22 March 2026, 10:02

Riesige Seen statt Braunkohle: Wie Rheinwasser die Tagebaue bei Köln flutet

Ein detailliertes altes Kartenbild des Rheins in Deutschland, das Flüsse, Städte und geografische Merkmale zeigt, mit Text oben und unten auf dem Papier.

Riesige Seen statt Braunkohle: Wie Rheinwasser die Tagebaue bei Köln flutet

Ein 45 Kilometer langer Pipeline soll bald Rheinwasser in ehemalige Braunkohletagebaue bei Köln leiten und sie in riesige Seen verwandeln. Das von dem Energiekonzern RWE geleitete Projekt sieht vor, die Gruben Hambach, Garzweiler und Inden im kommenden Jahrzehnt zu fluten. Doch es gibt weiterhin Bedenken hinsichtlich der Wasserqualität, der Genehmigungen und der langfristigen Auswirkungen auf die regionalen Wasservorräte.

Kritiker werfen dem Vorhaben mangelnde Transparenz vor, während Microsofts neues Rechenzentrum in der Region den Druck auf die ohnehin schon knappen Wasserressourcen weiter erhöht.

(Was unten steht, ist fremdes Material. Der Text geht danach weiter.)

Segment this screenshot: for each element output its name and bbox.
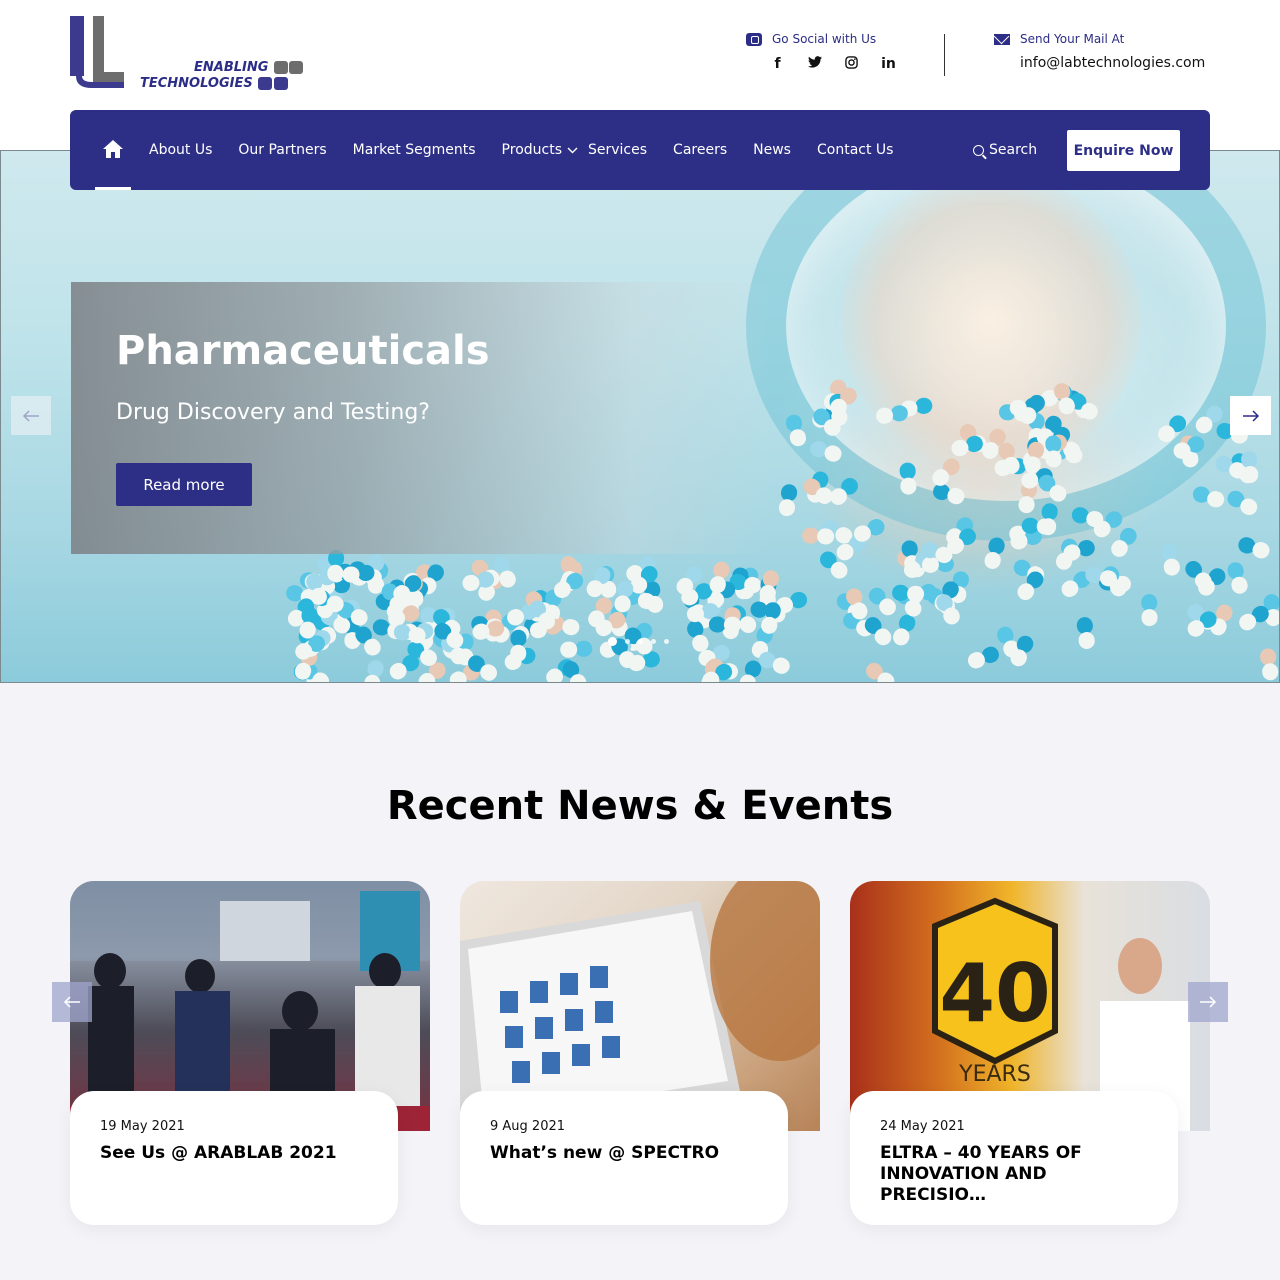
news-card-title[interactable]: See Us @ ARABLAB 2021 bbox=[100, 1143, 368, 1164]
instagram-icon[interactable] bbox=[844, 56, 859, 73]
hero-prev-button[interactable] bbox=[11, 396, 51, 435]
news-card-date: 19 May 2021 bbox=[100, 1119, 185, 1134]
news-card-body: 9 Aug 2021 What’s new @ SPECTRO bbox=[460, 1091, 788, 1225]
hero-title: Pharmaceuticals bbox=[116, 328, 490, 374]
envelope-icon bbox=[994, 33, 1010, 45]
nav-about-us[interactable]: About Us bbox=[149, 142, 212, 158]
arrow-right-icon bbox=[1242, 409, 1259, 422]
logo-squares-icon bbox=[258, 61, 304, 93]
social-label: Go Social with Us bbox=[772, 32, 877, 46]
arrow-left-icon bbox=[63, 996, 80, 1008]
news-card-body: 19 May 2021 See Us @ ARABLAB 2021 bbox=[70, 1091, 398, 1225]
arrow-right-icon bbox=[1200, 996, 1217, 1008]
mail-block: Send Your Mail At info@labtechnologies.c… bbox=[994, 32, 1210, 71]
news-prev-button[interactable] bbox=[52, 982, 92, 1022]
twitter-icon[interactable] bbox=[807, 56, 822, 73]
svg-text:40: 40 bbox=[939, 947, 1050, 1040]
slider-dot[interactable] bbox=[625, 639, 630, 644]
logo-wordmark: ENABLING TECHNOLOGIES bbox=[140, 60, 269, 91]
arrow-left-icon bbox=[22, 409, 39, 422]
read-more-button[interactable]: Read more bbox=[116, 463, 252, 506]
main-nav: About Us Our Partners Market Segments Pr… bbox=[70, 110, 1210, 190]
news-card-title[interactable]: ELTRA – 40 YEARS OF INNOVATION AND PRECI… bbox=[880, 1143, 1148, 1206]
logo-mark-icon bbox=[70, 16, 124, 88]
mail-address-link[interactable]: info@labtechnologies.com bbox=[994, 55, 1210, 71]
header-divider bbox=[944, 34, 945, 76]
news-card-date: 9 Aug 2021 bbox=[490, 1119, 566, 1134]
nav-our-partners[interactable]: Our Partners bbox=[238, 142, 326, 158]
news-card-date: 24 May 2021 bbox=[880, 1119, 965, 1134]
nav-market-segments[interactable]: Market Segments bbox=[353, 142, 476, 158]
news-card-body: 24 May 2021 ELTRA – 40 YEARS OF INNOVATI… bbox=[850, 1091, 1178, 1225]
news-card[interactable]: 40 YEARS 24 May 2021 ELTRA – 40 YEARS OF… bbox=[850, 881, 1210, 1226]
nav-products[interactable]: Products bbox=[502, 142, 578, 158]
home-icon bbox=[103, 139, 123, 158]
facebook-icon[interactable]: f bbox=[770, 56, 785, 73]
slider-dot[interactable] bbox=[664, 639, 669, 644]
search-button[interactable]: Search bbox=[973, 110, 1037, 190]
chevron-down-icon bbox=[567, 147, 578, 153]
news-card[interactable]: 9 Aug 2021 What’s new @ SPECTRO bbox=[460, 881, 820, 1226]
svg-text:YEARS: YEARS bbox=[958, 1062, 1031, 1087]
news-heading: Recent News & Events bbox=[386, 783, 894, 829]
hero-next-button[interactable] bbox=[1230, 396, 1271, 435]
slider-dot[interactable] bbox=[608, 637, 617, 646]
search-label: Search bbox=[989, 142, 1038, 158]
nav-services[interactable]: Services bbox=[588, 142, 647, 158]
social-block: Go Social with Us f in bbox=[746, 32, 896, 73]
news-card-title[interactable]: What’s new @ SPECTRO bbox=[490, 1143, 758, 1164]
nav-careers[interactable]: Careers bbox=[673, 142, 727, 158]
nav-news[interactable]: News bbox=[753, 142, 791, 158]
link-icon bbox=[746, 32, 762, 46]
news-next-button[interactable] bbox=[1188, 982, 1228, 1022]
nav-home[interactable] bbox=[95, 110, 131, 190]
mail-label: Send Your Mail At bbox=[1020, 32, 1125, 46]
news-card[interactable]: 19 May 2021 See Us @ ARABLAB 2021 bbox=[70, 881, 430, 1226]
hero-caption-panel: Pharmaceuticals Drug Discovery and Testi… bbox=[71, 282, 771, 554]
company-logo[interactable]: ENABLING TECHNOLOGIES bbox=[70, 16, 310, 96]
slider-dot[interactable] bbox=[638, 639, 643, 644]
nav-products-label: Products bbox=[501, 142, 562, 158]
linkedin-icon[interactable]: in bbox=[881, 56, 896, 73]
enquire-now-button[interactable]: Enquire Now bbox=[1067, 130, 1180, 171]
hero-subtitle: Drug Discovery and Testing? bbox=[116, 400, 430, 425]
slider-dot[interactable] bbox=[651, 639, 656, 644]
search-icon bbox=[973, 144, 984, 156]
hero-slider: Pharmaceuticals Drug Discovery and Testi… bbox=[0, 150, 1280, 683]
nav-contact-us[interactable]: Contact Us bbox=[817, 142, 893, 158]
slider-dots bbox=[608, 637, 669, 646]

Die erste Phase beginnt 2030, wenn Rheinwasser damit beginnt, den Tagebau Hambach zu füllen. Garzweiler folgt 2036, Inden soll im selben Jahr geflutet werden. Eine gewaltige Pipeline – mit Abschnitten von bis zu 2,2 Metern Durchmesser – wird sich über 45 Kilometer erstrecken, um das Wasser heranzuführen.

Die Flutung der Gruben wird 40 Jahre dauern, und selbst dann werden die Seen noch Jahrzehnte lang weiteren Rheinwasser-Zufluss benötigen, um stabil zu bleiben. RWE-Vorstandsmitglied Lars Kulik bezeichnet das Projekt als Symbol für "Verlässlichkeit und zukünftige Chancen" und verweist auf Pläne zur Schaffung neuer Seen und zum Schutz von Feuchtgebieten. Doch die Genehmigung zur Einleitung von Wasser in Hambach steht noch aus; die Bezirksregierung Arnsberg will das Zulassungsverfahren im Herbst dieses Jahres einleiten.

Umweltverbände wie der BUND und "Alle Dörfer bleiben" stellen die Sauberkeit des Wassers infrage. Sie warnen vor möglichen Verunreinigungen durch die industrielle Vergangenheit der Tagebaue. Der scharfe Kritiker Andreas Büttgen bezeichnet RWE-Strategie als "Premium-Ansatz", der es dem Konzern ermöglichen könnte, sich bei auftretenden Problemen zurückzuziehen. Er fordert strengere Wasseranalysen, öffentliche Kontrolle und wissenschaftliche Untersuchungen, bevor Umleitungen beginnen.

Unterdessen hat Microsofts neues Hyperscale-Rechenzentrum in der Region zusätzliche Sorgen ausgelöst. Die Anlage wird enorme Mengen Wasser zur Kühlung benötigen und damit die Ängste vor Knappheit verstärken. Elsdorfs Bürgermeister Andreas Heller bleibt dennoch zuversichtlich und prognostiziert, dass der künftige "Elsdorfer See" neue Aufmerksamkeit – und Besucher – in seine Stadt bringen werde.

Die Baugenehmigung für die Pipeline wurde im Januar 2026 erteilt, doch entscheidende Einleitungsgenehmigungen stehen noch aus. Falls das Projekt voranschreitet, könnte das erste Rheinwasser 2030 in Hambach fließen. Der langfristige Erfolg hängt davon ab, industrielle Anforderungen, Umweltrisiken und die regionale Wasserversorgung in Einklang zu bringen.